If you’re aggravated, thank a criminal
I ran into a friend the other day at the store. I made the mistake of asking him how he was doing and he cut loose with a string of depressing things that happened to him since we last spoke. It didn’t take long before I was sorry that I asked.
We all have that friend or family member that walks around with a black cloud over their head. You know the kind. They would go to the beach and complain about the sand.
On the drive home I began to ponder things that make people unhappy and I realized that the majority of everyday aggravations are a direct result of criminals.
How many times have you had your innards jostled because you had to drive over a huge speedbump in a parking lot somewhere? Well, they are there because people who refuse to follow the speed limit drive through the parking lot like it was the Indy 500.

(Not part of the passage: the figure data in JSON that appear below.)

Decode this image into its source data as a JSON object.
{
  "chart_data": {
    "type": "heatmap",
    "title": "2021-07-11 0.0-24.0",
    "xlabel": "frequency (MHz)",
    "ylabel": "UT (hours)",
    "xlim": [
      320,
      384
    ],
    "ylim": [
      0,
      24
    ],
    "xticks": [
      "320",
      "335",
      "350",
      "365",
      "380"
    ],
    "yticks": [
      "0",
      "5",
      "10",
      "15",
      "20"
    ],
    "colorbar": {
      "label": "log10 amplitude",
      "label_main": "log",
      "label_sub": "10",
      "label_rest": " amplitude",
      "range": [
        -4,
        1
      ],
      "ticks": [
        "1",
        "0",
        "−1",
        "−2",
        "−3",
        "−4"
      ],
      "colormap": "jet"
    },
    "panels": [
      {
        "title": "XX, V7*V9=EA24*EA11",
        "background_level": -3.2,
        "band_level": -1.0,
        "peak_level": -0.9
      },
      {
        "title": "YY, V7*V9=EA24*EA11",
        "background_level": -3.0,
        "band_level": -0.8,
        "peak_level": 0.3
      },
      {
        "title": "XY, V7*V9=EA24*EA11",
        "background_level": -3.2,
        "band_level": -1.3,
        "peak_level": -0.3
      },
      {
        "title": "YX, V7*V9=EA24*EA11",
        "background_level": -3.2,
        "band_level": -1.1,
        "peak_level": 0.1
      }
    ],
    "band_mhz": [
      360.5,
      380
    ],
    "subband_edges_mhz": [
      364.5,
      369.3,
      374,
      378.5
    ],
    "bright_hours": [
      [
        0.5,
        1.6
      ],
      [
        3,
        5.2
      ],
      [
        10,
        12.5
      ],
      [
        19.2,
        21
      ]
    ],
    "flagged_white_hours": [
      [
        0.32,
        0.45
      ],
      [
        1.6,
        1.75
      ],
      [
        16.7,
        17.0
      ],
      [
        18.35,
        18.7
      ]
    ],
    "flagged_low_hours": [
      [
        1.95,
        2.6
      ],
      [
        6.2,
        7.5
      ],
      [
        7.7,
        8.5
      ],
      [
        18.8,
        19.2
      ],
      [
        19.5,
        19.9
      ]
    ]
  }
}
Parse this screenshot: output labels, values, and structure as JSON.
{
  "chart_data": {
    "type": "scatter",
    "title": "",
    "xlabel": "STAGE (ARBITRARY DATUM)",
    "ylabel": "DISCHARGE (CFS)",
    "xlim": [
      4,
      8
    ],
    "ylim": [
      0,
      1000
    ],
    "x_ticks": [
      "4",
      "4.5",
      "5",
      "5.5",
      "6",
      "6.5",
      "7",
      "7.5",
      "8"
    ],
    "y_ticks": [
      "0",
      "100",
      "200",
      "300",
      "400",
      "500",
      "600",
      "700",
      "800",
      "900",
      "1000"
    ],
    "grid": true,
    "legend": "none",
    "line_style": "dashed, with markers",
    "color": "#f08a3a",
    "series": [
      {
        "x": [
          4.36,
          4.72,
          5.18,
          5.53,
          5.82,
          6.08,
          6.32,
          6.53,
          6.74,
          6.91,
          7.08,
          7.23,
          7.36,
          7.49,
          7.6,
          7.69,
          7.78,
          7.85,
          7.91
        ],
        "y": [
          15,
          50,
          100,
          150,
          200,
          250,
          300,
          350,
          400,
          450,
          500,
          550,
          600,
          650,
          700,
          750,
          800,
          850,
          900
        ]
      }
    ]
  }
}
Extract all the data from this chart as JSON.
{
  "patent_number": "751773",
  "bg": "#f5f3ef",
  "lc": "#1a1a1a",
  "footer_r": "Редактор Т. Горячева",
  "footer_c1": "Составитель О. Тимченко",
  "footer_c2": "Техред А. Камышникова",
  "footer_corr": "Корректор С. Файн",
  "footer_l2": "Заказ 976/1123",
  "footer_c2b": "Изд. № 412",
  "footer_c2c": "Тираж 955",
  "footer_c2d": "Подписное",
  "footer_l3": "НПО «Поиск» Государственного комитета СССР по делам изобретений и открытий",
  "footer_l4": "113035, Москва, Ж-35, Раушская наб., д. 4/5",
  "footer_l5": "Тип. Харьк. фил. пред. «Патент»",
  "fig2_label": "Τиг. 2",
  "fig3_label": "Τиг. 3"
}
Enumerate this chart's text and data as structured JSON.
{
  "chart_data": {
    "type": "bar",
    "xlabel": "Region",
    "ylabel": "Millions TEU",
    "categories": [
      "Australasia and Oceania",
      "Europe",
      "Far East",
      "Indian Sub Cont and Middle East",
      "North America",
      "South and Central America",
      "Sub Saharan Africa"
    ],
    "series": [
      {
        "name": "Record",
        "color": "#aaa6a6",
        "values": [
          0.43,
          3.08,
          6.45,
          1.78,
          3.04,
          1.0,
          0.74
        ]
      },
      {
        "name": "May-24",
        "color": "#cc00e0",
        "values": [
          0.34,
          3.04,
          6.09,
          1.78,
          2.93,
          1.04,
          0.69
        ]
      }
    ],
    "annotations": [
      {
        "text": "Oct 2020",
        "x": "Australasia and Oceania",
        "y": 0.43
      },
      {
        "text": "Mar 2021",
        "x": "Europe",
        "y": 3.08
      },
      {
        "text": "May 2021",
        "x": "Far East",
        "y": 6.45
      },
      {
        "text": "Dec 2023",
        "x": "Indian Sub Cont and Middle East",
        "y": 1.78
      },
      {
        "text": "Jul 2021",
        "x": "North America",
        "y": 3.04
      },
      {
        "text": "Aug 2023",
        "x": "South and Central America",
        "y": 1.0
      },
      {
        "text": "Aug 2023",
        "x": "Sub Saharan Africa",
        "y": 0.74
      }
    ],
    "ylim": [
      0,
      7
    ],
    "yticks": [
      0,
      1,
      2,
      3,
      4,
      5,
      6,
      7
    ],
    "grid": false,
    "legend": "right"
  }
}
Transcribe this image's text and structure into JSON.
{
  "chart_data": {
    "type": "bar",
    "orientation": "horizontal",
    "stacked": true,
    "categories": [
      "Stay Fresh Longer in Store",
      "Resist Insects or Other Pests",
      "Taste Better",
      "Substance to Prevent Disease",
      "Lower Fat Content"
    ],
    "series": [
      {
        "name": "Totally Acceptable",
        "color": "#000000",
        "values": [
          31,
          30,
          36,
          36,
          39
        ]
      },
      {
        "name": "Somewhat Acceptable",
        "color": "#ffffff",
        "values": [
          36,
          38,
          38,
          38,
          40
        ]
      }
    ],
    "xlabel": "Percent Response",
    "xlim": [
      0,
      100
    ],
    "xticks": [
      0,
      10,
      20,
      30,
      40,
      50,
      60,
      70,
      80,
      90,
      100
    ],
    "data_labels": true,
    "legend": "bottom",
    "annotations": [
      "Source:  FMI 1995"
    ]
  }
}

All those times when you sit down at your computer and fight for 30 minutes trying to remember your password is a result of criminals out there waiting to steal our information. We sit there and swear that the correct password is being entered only to recall that we changed it two weeks ago. By the time I get logged in, I’m too stressed to care anymore.
Once I do get logged on, I then spend the next 10 minutes trying to read that weird writing to prove to the computer that I am not a robot. I assure you that if I was a robot, I would have not spent all that time trying to crack my own password.
I went to the dollar store yesterday to purchase some razors and found them protected inside a glass case. I had to wonder who is it that is stealing razors so much that they have to be placed inside a case. I opened the case to retrieve the razors I wanted and an alarm went off that sounded like there was an escape at Alcatraz. Thank you criminals. The need to protect the razors from you cost me 20 minutes of my life that I’ll never get back and the embarrassment of having everyone in the store look at me as if I was trying to break into Fort Knox.
I stopped by the bank the other day to deposit a check. I walked up to the teller window and presented the check and was told that I would need to present an I.D. to prove that it was my account. I told the teller, “Well, I don’t normally go around depositing checks into stranger’s accounts and if anyone wants to deposit anything into my account they certainly have my blessings to do so”. Thank you Criminals. Because of you, my statement that I thought was quite funny resulted in me having to wait 25 minutes to speak to the manager and caused me to get back home late and I missed the first 15 minutes of Judge Judy. Not cool!
Later that day, I called the electric company to pay my bill. I was interrogated harder than John Gotti to prove my identity. Not learning my lesson from the bank incident I told the operator, “Who is trying to sneak any pay my electric bill? Do you want my money or not”?
So, here I sit in the dark pondering how I ended up in this position. Now, I will never be able to finish watching Judge Judy. Thank you Criminals.